I grew up as an “only” child, spent lots of time alone, and don’t remember loneliness at all.

And then I went traveling. I was single for the first time in years and I exulted in it. I was taking off alone. I was free.

I had put a high price on wonder and got my money’s worth. There were mountains and seas and deserts and jungles. And that was just the logistics and bureaucracy. Mastering the train schedule in India and buying a ticket should fulfill requirements for graduate degrees. And then, there really were mountains and seas and deserts and jungles.

I was going to say that I pushed my boundaries in Nepal and India. But the truth is, Nepal and India pushed me, well shoved me really. I had little choice. Life and death were entwined there – right in front of you.

For example, on just one day I saw Buddhist monks chanting and praying in the biggest temple outside of Tibet - I watched Hindu attendants prepare 5 funeral pyres - I walked through the temple grounds built to honour Shiva – I walked past sadhus, holy men who live with nothing, their faces painted, their hair and eyes wild, their trident spears at their sides – I watched monkeys hunt and tease each other in the trees - and happened on a courtyard where a few families had just sacrificed a young calf– its head severed, dogs licking at the spilled blood, men dipping their fingers in it, daubing the blood carefully on their foreheads and pouring the remainder over the shrine where they’d killed the animal, two children crouched and staring in fascination at the open neck until the adults dragged the carcass off across the cobblestones – it was so real. Surreal. It pushed every boundary I knew.

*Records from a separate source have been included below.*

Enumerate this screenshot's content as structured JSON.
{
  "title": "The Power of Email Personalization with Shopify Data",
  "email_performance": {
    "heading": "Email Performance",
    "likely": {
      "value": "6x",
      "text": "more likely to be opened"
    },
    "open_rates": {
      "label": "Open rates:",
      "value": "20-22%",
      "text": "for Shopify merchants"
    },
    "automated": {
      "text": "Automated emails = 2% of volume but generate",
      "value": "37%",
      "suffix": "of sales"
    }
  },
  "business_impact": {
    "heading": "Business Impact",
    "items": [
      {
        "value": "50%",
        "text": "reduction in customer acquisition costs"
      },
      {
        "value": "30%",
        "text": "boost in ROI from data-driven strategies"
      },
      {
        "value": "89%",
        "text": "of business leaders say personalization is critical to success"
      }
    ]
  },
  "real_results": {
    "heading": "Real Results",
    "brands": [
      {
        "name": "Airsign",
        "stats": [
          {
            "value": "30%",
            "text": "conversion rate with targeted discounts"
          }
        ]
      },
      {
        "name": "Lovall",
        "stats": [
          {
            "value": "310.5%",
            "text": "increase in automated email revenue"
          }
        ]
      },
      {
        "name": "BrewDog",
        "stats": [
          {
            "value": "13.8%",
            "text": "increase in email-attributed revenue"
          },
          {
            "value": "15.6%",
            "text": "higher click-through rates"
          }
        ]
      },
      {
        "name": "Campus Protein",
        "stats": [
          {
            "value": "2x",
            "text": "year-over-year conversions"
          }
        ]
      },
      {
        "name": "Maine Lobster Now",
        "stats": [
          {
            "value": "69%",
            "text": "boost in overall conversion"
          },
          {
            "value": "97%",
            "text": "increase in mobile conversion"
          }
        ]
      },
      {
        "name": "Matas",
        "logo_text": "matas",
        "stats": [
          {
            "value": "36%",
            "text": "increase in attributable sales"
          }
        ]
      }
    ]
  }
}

I returned to the river and sat and watched the cremations start. The buildings nearby were all hospices. People died there, cremated openly, mourned openly. A shin bone rolled off a funeral pyre, the attendant picked it up with two sticks, and put it back in the flames. The breeze turned and blew smoke, ash and grief over us. A skull burst with a loud, sudden popping sound – which they said released the soul. And it was done.

I went back to Kathmandu late in the afternoon - heavy, quiet, different.

Somewhere along the road, about three months into my trip, I was carrying more baggage than I thought. The time had given me space – the distance from home had given me time to re-skin myself – I mean, to find out that I was actually me, not a confluence of me with partners.
And life and death had been in my face. Everything I took for granted came into relief.
I found myself in my hammock, overlooking the sea, on the balcony of my hut in Thailand that was costing me $8 per night (Cdn) – with a bathroom…and occasional electricity. And I was sobbing. I was more alone than I’d ever been.

And I was surprised by the feeling. Kind of bitter, kind of sweet – maybe umami…

It was official. I was lonely.

I was homesick. I needed people more than I thought. I needed my people.
Loneliness is in everyone – somewhere.
Touching it was revealing and it felt kind of good, in a strange kind of way.

You know what I did. I sent emails home to everyone telling them I loved them, then I grabbed my book and headed for the restaurant nearby that knew a thing or two about pad thai and green curry – and if they’d caught any red snapper, I’d have to hurry…and I went and read and looked at the sea as the sun set, and I started gabbing with people - all of them looking for something, even if they didn’t know it.

You know one of these days I’m going to lighten up in this blog and you’re going to be shocked.

Top: A picture of me on Bapu, somewhere outside of Jaisalmer, India, 2001.

1 comment:

Julie said...

First of all, let me just say, you've had some interesting and exciting times.

I don't mind eating alone, and I've never traveled alone except for work which almost doesn't count. But I really admire the type and length of traveling you've done alone. It sounds as if you had some fascinating experiences.